Un cambio di rotta: il ripristino delle torbiere
Negli ultimi decenni, organizzazioni come The Nature Conservancy e il Servizio Fish and Wildlife hanno lavorato per invertire i danni causati dall’uomo. Dal 2012, sono stati reidratati circa 60.000 acri della Grande Palude Dismal. Innalzare il livello delle acque non solo rallenta la decomposizione della torba, ma promuove anche la formazione di nuovi strati, contribuendo a ridurre le emissioni di gas serra.
Eric Soderholm, responsabile del ripristino delle zone umide presso The Nature Conservancy, sottolinea come il recupero delle torbiere sia una delle strategie più efficaci per mitigare gli effetti del cambiamento climatico. “Ripristinare questi ecosistemi è cruciale,” spiega, evidenziando il potenziale di riduzione delle emissioni paragonabile a togliere dalla strada milioni di auto ogni anno.
Grazie a un finanziamento di 200 milioni di dollari previsto dall’Inflation Reduction Act, è in corso un progetto per ripristinare ulteriori 33.000 acri di torbiere e proteggerne altri 10.500 in Virginia e nella Carolina del Nord. Questo intervento potrebbe portare a una riduzione significativa delle emissioni di gas serra, stimata tra 57.000 e 1,4 milioni di auto in meno sulle strade.
Strumenti innovativi e nuove prospettive
Una delle novità introdotte da The Nature Conservancy è uno strumento che permette ai proprietari terrieri di calcolare il carbonio sequestrato reidratando le proprie torbiere. Questo approccio potrebbe incentivare la partecipazione privata, rendendo il ripristino delle torbiere una fonte di crediti di carbonio commerciabili sul mercato.
La composizione unica delle torbiere del sud-est degli Stati Uniti, meno incline alla produzione di metano rispetto ad altre zone umide, offre un ulteriore vantaggio climatico.
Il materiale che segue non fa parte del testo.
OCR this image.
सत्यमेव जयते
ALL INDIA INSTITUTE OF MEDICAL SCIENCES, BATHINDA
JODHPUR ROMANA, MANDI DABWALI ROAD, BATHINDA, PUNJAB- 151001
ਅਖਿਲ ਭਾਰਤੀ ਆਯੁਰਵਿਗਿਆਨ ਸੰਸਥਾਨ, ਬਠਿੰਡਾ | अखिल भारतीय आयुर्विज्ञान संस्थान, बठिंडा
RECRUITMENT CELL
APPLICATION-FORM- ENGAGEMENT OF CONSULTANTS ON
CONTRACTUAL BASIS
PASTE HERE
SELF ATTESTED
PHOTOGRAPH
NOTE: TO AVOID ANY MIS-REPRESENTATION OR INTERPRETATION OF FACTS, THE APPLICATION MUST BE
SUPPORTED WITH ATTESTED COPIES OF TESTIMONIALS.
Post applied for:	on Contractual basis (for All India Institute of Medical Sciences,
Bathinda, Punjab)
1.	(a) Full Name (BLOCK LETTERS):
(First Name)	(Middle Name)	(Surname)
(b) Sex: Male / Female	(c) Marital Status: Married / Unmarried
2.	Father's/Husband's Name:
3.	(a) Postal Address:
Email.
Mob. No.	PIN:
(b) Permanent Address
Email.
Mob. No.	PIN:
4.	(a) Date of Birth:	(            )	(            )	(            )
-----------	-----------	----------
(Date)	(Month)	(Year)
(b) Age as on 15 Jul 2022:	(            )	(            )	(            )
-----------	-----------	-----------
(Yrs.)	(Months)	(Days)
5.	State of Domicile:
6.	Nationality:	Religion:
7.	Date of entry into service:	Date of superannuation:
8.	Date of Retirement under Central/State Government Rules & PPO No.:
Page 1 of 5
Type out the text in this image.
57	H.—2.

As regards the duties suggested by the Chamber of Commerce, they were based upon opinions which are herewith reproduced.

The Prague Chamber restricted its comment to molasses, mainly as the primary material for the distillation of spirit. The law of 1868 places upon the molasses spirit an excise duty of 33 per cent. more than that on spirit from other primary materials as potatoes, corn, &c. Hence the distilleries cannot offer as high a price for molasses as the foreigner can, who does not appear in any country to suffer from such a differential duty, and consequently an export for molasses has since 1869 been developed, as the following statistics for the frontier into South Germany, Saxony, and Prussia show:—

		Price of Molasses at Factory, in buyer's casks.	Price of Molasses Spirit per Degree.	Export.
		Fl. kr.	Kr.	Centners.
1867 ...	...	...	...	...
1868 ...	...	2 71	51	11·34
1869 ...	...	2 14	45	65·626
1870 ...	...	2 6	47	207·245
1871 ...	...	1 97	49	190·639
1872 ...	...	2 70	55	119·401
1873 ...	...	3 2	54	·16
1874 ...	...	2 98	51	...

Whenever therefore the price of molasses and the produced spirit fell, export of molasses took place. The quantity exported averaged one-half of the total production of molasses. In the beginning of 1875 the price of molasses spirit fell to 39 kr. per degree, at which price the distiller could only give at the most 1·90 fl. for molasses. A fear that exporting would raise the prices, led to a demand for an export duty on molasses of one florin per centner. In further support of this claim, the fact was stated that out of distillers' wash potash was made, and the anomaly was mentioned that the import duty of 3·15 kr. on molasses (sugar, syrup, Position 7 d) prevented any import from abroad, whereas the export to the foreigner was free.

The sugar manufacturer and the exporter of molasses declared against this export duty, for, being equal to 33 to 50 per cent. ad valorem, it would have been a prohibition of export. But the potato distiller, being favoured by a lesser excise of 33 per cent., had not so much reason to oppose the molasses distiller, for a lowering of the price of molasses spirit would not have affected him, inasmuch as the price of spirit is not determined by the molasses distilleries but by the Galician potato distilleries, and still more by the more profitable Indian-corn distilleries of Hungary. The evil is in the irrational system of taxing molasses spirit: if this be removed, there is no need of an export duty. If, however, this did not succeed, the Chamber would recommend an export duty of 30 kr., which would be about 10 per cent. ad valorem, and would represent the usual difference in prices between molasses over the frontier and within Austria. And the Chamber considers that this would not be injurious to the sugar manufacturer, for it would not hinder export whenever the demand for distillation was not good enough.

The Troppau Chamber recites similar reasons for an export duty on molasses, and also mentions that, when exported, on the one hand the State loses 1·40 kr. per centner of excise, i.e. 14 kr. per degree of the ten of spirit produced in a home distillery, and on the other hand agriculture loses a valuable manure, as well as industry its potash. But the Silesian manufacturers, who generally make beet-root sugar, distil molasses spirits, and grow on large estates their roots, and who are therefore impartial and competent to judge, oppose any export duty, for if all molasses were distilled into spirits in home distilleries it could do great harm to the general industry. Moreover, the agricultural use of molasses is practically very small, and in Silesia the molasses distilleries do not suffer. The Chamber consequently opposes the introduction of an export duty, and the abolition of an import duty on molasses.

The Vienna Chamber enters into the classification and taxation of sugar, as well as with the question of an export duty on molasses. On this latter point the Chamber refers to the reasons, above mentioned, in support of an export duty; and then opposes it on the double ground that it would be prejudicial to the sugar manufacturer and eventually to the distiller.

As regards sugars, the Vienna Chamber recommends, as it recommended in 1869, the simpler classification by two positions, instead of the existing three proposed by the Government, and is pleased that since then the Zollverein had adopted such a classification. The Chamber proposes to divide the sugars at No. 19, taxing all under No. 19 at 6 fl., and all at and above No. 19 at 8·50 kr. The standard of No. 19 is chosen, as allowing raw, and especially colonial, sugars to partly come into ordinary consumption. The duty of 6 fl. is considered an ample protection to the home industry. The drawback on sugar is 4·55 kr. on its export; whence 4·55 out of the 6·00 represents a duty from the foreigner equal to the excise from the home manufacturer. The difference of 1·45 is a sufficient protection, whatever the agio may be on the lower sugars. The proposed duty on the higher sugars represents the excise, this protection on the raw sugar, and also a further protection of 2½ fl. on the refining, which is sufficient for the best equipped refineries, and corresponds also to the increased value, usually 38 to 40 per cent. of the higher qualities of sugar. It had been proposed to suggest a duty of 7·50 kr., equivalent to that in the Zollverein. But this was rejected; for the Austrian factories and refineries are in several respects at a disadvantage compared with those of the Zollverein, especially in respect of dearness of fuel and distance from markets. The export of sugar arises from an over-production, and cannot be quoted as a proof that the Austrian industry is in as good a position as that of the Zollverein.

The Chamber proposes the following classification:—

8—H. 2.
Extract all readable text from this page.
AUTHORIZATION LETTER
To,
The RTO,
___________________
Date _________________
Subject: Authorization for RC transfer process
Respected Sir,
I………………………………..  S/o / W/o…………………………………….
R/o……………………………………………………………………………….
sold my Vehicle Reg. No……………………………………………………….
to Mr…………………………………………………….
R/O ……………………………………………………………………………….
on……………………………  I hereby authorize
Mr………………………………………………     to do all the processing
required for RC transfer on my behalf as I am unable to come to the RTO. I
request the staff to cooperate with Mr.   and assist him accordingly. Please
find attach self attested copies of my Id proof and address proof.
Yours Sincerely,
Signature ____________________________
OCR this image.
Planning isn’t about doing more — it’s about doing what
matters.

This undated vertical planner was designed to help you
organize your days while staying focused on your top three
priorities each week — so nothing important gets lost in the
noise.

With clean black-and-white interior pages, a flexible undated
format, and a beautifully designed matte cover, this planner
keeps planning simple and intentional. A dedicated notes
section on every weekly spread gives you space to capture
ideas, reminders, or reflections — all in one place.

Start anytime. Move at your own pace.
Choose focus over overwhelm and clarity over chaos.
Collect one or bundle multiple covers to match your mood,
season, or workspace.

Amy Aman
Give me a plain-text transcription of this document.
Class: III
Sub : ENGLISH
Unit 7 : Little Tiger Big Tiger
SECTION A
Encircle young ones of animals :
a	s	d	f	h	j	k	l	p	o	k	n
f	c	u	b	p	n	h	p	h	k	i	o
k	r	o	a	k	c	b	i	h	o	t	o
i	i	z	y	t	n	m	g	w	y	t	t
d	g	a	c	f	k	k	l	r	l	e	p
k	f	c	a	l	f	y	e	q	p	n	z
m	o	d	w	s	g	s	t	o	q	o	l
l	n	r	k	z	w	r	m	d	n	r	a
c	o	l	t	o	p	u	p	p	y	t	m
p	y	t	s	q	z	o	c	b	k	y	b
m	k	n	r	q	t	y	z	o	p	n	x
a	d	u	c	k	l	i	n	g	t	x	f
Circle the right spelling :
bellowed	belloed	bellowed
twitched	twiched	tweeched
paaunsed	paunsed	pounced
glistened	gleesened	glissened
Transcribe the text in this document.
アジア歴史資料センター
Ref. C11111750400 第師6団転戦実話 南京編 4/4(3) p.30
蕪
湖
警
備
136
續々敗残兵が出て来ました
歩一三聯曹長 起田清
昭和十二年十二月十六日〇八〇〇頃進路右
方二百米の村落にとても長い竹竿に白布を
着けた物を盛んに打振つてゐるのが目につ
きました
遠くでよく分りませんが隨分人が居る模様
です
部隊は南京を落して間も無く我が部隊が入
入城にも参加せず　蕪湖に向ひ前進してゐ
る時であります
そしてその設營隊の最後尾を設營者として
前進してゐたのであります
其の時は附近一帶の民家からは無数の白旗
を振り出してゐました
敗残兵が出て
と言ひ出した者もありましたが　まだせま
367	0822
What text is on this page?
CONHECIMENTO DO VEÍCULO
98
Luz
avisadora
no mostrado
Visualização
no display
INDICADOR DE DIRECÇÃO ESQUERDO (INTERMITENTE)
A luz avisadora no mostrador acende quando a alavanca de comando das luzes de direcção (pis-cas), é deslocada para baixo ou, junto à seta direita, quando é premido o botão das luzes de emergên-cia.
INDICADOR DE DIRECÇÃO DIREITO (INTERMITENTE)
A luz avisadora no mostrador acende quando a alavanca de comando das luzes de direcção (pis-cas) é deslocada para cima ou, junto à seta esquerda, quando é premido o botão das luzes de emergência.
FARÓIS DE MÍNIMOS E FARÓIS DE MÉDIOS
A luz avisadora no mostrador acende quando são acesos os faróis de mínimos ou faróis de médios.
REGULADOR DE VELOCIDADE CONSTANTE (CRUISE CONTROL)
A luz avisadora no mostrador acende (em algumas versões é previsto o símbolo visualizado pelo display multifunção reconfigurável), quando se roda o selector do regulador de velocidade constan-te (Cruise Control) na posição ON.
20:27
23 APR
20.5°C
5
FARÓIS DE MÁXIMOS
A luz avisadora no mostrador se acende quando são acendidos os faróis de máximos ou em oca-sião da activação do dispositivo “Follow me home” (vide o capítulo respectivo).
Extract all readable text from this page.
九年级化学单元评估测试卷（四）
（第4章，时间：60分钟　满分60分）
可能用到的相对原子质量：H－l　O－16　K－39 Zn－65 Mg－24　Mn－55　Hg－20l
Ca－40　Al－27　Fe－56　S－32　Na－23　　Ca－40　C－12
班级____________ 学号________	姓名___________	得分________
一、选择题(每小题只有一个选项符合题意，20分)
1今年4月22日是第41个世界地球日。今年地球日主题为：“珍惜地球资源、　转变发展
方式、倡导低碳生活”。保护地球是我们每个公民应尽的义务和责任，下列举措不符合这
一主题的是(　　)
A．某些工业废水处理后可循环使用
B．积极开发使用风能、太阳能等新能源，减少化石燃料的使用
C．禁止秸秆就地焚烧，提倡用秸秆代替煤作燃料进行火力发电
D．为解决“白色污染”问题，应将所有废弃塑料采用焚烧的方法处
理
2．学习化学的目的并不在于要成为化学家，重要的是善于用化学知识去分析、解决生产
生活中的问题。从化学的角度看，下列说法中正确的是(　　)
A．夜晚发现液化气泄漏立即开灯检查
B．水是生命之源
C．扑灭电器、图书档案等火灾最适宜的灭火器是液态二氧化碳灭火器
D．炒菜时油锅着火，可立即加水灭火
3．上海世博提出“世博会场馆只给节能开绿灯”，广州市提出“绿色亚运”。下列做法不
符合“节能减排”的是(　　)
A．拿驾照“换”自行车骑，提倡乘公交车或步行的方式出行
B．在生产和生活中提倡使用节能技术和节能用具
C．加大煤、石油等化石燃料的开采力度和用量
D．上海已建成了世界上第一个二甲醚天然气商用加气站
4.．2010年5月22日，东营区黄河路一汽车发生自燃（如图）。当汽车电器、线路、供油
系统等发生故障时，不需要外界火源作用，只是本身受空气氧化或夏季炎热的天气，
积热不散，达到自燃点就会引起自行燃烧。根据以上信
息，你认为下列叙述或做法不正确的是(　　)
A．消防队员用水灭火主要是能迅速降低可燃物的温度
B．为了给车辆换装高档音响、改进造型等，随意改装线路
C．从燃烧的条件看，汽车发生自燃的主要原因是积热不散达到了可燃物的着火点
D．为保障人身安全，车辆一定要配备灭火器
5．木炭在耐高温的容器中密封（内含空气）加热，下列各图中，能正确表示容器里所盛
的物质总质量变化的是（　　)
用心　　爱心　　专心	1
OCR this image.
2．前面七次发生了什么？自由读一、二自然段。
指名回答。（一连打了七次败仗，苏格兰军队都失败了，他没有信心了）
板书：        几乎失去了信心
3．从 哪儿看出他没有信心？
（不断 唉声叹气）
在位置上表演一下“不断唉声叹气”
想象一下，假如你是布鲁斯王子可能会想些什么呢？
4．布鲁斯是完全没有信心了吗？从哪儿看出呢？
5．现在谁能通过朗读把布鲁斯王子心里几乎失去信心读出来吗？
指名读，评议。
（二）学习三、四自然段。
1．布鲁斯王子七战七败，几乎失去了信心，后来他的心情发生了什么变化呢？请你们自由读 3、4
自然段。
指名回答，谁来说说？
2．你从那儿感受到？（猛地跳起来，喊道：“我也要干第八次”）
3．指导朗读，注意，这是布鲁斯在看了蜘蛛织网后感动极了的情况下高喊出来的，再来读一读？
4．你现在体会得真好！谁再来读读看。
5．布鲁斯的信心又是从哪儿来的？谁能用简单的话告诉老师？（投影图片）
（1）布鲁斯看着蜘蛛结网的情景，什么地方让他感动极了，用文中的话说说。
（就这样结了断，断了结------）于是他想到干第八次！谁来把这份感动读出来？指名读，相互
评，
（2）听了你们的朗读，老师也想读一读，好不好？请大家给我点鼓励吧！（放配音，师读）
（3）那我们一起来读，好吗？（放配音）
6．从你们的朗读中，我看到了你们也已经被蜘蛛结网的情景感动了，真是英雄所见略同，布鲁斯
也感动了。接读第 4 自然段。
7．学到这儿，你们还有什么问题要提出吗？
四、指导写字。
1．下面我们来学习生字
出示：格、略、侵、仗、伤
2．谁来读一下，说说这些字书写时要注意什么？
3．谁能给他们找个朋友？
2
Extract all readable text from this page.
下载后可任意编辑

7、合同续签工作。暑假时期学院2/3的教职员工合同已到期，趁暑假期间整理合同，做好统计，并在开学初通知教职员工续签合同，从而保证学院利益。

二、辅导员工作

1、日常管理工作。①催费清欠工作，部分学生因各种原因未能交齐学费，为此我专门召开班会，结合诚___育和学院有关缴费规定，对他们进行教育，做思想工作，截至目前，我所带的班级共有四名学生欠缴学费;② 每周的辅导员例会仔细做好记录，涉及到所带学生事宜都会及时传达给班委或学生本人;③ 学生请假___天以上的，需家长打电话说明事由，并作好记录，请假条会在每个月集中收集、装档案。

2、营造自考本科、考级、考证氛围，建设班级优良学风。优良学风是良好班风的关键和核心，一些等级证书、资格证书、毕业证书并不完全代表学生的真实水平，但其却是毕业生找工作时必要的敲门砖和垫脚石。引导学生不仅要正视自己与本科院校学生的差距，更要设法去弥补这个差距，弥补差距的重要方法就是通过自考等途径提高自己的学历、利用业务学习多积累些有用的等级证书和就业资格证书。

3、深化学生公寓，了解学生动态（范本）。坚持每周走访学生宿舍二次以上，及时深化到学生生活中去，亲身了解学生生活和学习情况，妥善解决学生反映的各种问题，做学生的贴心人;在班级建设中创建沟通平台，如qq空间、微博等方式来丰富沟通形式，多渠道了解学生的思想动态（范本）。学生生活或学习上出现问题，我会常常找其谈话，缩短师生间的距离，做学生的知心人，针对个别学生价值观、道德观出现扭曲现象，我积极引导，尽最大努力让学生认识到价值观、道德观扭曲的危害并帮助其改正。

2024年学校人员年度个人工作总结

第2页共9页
Tuttavia, il processo di ripristino è complesso e richiede una gestione strategica per massimizzare i benefici ambientali e climatici.
Un lavoro in corso tra sfide e compromessi
Ripristinare completamente la Grande Palude Dismal è una sfida. Le torbiere degradate non trattengono l’acqua con la stessa efficacia di quelle intatte, e gli interventi devono fare i conti con infrastrutture come strade e fossati, necessari per il controllo degli incendi. Nonostante questi ostacoli, i risultati sono incoraggianti. Studi recenti stimano che la reidratazione completa del rifugio potrebbe evitare fino a 16,5 milioni di tonnellate di emissioni di CO₂ entro il 2062.
Tuttavia, il processo richiede compromessi. Il ripristino delle foreste storiche, dominate dal cedro bianco atlantico, implica la riduzione di specie tolleranti alla siccità come l’acero rosso. Questi cambiamenti, pur necessari, possono influire sull’ecosistema attuale.
Chris Lowie, direttore del rifugio, spiega che l’obiettivo non è riportare la palude al suo stato originario, ma renderla più resiliente alle sfide del XXI secolo, come tempeste, incendi e inondazioni. Ripristinare la diversità della foresta non solo migliora la capacità di sequestro del carbonio, ma offre anche habitat per la fauna selvatica e riduce il rischio di disastri naturali.
Una strategia senza rimpianti
Nonostante le difficoltà, il ripristino delle torbiere rappresenta una soluzione win-win per l’ambiente e le comunità locali. Interventi come quelli della Grande Palude Dismal dimostrano che è possibile trasformare un ecosistema da problema a risorsa, contribuendo significativamente alla lotta contro il cambiamento climatico e migliorando la qualità della vita per le generazioni future.